Best answer: Daniel Boorstein wrote a book called The Image where he wrote the now familiar phrase that a celebrity is someone who is well known for being well know.

Here is a This American Life about fame with contribution from John Hodgemen which has stuck with me.

For a longer term perspective you might be interested in looking into the Curus Honorum, the ranks to Counsul that a Roman man on the make would climb. I think Syme has some good stuff on this.
posted by shothotbot at 4:29 PM on September 26, 2011


but the artists mentioned so far, certainly worthwhile, don't seem to recognize the enormity of their state? kurt cobain, adored, with the destructive flippancy of an animal. i mean a very simple logic demanded his continued existence? at least some public charade that tries to leave a good turn upon the world, and an escape into the night?

Yeah, I wasn't suggesting that Cobain was a good role model for anyone, but if you read his note, it's an interesting document on the effects of fame.
posted by John Cohen at 6:55 PM on September 26, 2011


Best answer: Russell Brand gave a surprisingly well-thought out and eloquently stated (if expressed at the speed of a chipmunk on meth) interview with Jeremy Paxman about fame.

I don't like his comedy, but I have been unwillingly swayed towards liking him as a person after watching this.
posted by elleyebeebeewhy at 11:28 PM on September 26, 2011


Response by poster: Rather than attempting, as I did very poorly yesterday, to explain my conception of fame and therefore engender easy retrievals based on my defining, I'll give a few examples, both from that Lapham's Quarterly, the first the words of Dickens, the second, Faulkner,

"I have come at last, and it is time I did, to my life here, and intentions for the future. I can do nothing that I want to do, go nowhere where I want to go, and see nothing that I want to see. If I turn into the street, I am followed by a multitude. If I stay at home, the house becomes, with callers, like a fair."

On appearing on the cover of Life,

"But I am more convinced and determined than ever that this is not for me. I will protest to the last: no photographs, no recorded documents. It is my ambition to be, as a private individual, abolished and voided from history, leaving it markless, no refuse save the printed books; I wish I had had enough sense to see ahead thirty years ago and, like some of the Elizabethans, not signed them. It is my aim, and every effort bent, that the sum and history of my life, which in the same sentence is my obit and epitaph too, shall be them both: he made the books, and he died."

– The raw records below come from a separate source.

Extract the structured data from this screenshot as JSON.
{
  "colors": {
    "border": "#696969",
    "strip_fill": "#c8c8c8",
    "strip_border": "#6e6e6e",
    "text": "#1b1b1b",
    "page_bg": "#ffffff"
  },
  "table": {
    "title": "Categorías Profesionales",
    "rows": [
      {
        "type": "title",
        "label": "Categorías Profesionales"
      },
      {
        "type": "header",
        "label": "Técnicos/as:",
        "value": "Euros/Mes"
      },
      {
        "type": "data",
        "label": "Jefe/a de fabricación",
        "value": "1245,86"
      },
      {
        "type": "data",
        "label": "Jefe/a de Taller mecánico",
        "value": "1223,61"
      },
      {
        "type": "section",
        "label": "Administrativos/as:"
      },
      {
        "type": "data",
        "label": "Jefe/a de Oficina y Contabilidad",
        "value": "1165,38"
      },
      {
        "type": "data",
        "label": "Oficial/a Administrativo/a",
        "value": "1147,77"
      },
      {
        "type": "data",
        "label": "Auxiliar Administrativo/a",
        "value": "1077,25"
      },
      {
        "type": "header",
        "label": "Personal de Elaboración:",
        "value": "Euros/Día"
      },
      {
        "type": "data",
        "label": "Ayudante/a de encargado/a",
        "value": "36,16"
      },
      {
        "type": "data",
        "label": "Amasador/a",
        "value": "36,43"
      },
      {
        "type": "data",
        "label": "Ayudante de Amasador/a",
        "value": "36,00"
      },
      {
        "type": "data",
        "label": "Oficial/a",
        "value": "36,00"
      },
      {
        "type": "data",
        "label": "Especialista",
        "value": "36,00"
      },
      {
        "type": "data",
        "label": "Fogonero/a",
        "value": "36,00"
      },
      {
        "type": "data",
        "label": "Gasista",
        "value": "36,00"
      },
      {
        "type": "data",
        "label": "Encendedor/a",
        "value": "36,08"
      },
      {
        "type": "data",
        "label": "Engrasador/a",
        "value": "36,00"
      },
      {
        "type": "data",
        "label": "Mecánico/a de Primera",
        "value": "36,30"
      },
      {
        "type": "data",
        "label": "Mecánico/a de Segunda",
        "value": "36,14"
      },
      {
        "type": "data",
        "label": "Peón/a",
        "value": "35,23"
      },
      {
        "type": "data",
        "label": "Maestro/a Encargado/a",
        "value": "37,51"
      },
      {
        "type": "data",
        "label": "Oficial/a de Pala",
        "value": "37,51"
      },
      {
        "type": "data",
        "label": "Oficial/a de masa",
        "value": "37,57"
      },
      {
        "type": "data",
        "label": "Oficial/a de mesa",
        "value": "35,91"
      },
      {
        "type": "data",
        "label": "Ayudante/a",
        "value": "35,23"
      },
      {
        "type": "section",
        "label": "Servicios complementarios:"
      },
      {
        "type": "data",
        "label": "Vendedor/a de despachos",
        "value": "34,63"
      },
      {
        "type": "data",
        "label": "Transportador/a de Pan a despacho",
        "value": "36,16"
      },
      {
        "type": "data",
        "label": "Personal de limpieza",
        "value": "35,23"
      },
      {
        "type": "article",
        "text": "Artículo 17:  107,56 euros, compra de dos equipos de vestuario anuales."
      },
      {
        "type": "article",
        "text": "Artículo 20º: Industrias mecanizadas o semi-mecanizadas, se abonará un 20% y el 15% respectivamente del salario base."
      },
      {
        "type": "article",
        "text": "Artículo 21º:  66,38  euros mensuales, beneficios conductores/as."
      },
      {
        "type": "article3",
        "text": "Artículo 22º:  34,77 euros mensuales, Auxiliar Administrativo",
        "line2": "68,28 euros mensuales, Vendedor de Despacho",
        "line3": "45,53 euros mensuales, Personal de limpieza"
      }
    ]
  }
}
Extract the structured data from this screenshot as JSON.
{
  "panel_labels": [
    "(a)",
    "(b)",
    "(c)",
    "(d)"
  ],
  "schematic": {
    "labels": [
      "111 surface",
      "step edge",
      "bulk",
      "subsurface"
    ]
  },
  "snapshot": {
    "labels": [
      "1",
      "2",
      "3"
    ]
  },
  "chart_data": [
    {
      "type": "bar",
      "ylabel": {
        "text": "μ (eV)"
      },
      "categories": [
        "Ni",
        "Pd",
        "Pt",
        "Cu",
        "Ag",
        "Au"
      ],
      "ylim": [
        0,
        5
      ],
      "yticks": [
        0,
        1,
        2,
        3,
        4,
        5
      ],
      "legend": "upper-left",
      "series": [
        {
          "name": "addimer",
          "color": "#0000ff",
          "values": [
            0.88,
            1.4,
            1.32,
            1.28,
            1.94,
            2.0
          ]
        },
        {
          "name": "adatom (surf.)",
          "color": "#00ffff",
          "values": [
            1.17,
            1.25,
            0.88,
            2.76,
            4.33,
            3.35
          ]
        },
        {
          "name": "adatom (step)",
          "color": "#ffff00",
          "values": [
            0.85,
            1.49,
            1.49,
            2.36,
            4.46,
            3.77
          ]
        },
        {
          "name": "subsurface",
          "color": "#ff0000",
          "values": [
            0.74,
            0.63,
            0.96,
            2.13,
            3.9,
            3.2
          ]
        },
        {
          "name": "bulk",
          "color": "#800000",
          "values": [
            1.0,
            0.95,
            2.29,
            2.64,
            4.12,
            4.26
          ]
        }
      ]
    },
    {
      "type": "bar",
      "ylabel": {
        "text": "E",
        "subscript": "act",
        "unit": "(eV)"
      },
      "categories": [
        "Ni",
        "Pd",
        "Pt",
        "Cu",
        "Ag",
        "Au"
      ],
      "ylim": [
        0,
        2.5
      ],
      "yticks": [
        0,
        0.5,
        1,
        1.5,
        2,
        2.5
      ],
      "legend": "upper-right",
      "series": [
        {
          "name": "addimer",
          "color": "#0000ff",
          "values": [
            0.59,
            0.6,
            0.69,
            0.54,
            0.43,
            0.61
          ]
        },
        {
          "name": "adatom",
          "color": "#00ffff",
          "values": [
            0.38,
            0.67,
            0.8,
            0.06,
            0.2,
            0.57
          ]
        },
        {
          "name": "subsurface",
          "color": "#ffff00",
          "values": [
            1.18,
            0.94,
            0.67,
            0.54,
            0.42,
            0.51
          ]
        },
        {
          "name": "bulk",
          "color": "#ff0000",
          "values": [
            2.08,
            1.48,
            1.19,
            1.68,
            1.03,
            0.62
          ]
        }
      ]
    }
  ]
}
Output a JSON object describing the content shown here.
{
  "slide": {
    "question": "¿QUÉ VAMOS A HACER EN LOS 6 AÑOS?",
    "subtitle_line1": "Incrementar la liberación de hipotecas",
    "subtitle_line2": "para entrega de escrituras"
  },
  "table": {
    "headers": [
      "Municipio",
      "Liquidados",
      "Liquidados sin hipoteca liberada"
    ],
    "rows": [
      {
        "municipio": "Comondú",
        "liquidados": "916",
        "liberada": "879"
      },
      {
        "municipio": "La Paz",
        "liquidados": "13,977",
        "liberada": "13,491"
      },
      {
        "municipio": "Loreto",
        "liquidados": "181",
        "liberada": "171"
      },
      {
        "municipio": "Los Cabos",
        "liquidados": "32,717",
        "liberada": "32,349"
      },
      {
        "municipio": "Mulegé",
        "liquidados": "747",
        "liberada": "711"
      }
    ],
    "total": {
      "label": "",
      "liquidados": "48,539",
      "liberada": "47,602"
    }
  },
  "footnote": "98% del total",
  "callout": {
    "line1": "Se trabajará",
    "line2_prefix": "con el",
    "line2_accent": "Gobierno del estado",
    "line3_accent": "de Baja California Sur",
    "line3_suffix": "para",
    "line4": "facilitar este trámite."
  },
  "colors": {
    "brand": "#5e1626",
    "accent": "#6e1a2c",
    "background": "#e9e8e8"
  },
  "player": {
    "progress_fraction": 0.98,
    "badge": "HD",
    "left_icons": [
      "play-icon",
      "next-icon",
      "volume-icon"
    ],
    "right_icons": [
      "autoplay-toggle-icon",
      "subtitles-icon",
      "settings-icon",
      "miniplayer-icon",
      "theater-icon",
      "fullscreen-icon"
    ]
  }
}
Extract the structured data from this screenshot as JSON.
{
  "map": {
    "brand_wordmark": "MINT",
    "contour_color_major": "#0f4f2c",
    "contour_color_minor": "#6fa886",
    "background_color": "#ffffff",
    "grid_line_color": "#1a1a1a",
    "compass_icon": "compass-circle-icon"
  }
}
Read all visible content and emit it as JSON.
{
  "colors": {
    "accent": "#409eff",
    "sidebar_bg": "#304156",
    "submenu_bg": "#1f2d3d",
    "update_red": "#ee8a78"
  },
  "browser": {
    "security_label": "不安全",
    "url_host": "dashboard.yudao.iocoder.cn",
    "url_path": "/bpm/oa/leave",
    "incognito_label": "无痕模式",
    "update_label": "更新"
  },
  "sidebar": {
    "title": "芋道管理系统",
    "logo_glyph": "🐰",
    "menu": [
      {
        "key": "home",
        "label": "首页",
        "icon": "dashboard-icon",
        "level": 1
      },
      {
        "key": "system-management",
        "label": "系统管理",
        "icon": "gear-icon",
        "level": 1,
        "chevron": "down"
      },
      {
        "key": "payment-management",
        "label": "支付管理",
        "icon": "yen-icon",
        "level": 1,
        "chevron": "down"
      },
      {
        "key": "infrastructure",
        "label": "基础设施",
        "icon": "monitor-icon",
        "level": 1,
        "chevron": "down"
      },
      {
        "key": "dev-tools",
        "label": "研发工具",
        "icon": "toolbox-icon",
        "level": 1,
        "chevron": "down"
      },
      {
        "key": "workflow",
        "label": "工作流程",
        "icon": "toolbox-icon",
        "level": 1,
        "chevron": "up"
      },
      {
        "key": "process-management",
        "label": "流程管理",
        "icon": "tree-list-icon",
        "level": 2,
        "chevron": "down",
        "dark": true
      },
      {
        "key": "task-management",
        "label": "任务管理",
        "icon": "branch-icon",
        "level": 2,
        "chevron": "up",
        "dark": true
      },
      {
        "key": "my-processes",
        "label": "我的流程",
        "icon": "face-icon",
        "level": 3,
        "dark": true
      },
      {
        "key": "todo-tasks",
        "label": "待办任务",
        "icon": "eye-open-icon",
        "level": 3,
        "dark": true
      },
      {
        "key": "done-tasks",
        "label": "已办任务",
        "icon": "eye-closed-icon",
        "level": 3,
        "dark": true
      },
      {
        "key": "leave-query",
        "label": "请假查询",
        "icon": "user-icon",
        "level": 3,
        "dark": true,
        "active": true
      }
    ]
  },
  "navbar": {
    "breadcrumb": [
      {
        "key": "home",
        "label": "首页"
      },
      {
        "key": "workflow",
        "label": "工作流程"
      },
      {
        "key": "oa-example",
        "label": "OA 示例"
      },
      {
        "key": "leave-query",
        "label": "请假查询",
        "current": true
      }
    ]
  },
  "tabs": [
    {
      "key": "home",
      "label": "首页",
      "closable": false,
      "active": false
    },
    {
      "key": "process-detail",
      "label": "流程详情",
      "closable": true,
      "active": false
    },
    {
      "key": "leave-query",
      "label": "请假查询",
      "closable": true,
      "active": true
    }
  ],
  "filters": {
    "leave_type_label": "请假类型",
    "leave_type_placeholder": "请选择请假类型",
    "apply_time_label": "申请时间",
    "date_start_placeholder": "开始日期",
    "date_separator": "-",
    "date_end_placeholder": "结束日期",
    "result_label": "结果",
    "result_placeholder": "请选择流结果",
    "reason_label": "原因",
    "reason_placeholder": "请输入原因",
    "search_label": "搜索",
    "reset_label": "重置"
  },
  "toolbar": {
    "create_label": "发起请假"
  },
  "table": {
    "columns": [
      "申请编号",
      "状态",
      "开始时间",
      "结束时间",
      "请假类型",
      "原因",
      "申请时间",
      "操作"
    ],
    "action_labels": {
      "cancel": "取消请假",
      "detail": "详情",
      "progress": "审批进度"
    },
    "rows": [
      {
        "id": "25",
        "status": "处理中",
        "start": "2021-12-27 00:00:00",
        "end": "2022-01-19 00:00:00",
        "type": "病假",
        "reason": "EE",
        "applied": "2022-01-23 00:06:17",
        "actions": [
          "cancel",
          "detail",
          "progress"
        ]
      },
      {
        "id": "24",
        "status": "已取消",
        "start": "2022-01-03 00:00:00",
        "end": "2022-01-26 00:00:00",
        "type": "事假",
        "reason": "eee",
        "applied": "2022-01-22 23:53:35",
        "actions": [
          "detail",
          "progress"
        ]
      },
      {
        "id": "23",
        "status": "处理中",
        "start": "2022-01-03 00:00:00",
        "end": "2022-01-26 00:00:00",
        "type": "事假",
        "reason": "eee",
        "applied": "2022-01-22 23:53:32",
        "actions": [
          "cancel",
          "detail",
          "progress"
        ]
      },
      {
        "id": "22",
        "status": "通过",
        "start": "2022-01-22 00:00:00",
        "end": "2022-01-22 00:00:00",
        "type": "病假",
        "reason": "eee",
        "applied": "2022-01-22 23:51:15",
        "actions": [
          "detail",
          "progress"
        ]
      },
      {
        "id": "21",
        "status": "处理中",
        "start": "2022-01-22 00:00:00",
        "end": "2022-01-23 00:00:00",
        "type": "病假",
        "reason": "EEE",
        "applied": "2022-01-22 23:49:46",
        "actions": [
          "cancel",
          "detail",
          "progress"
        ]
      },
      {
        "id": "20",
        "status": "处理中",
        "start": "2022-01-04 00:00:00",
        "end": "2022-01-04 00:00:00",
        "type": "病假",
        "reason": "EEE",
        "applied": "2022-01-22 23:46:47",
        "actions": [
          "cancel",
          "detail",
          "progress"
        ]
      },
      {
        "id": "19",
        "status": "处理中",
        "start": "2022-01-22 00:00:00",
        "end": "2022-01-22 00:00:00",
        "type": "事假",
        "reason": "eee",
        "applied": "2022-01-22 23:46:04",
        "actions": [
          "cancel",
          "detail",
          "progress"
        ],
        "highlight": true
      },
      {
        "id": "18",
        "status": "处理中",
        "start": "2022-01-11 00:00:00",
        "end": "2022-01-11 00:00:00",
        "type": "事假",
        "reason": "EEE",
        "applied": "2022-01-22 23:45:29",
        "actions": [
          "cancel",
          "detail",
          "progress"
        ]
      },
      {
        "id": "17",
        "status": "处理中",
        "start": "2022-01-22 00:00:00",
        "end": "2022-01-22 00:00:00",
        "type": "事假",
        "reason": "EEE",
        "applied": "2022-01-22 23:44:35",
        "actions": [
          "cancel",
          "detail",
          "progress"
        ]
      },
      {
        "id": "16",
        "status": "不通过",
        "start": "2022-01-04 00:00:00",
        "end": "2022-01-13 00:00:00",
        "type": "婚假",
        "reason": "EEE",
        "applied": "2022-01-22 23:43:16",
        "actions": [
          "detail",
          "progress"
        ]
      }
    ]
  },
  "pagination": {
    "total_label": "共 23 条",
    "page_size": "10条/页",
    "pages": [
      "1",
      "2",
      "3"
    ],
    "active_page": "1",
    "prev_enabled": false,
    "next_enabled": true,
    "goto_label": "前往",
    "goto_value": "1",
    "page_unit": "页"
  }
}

The sentiments of both are reasonable but not exceptionably so, the value is in the clear complexity of the men behind the words. This last sentence of mine is not exactly what I mean to express, but it is close enough, and I don't mean to write an essay here so I'll leave off here.
posted by past at 3:07 PM on September 27, 2011


Response by poster: @ellebeebeewhy

This is almost what I'm looking for, too bad that host messes things up right at the good part- Brand expresses fame has made him into an 'extracted icon', is asked if fame has changed his his self-perception, and Brand speaks of people which provide him the support and encouragement required for him to ignore the ignorant masses which devour his media image as if it were him.

Then the host asks about a prank phone call or some shit, and squanders his opportunity, to ask if Brand truly can ignore the fact that the majority of the earth know him in a way unknown to Brand himself.

Haha - I would give a lot of (imaginary) money to ask Russell, "There is a doppelganger in the world with your very name, and in most situations people would name that doppelganger as Russell Brand - not you. They would say you are the doppelganger, how does that make you feel, to know on some level you have become the faker?" But I wouldn't be mean about it!
posted by past at 4:37 PM on September 27, 2011


Response by poster: sometimes my questions are too specific i think
posted by past at 6:07 PM on September 27, 2011


Best answer: "...two very different accounts of how folks deal with the fallout of fame." From Microkhan.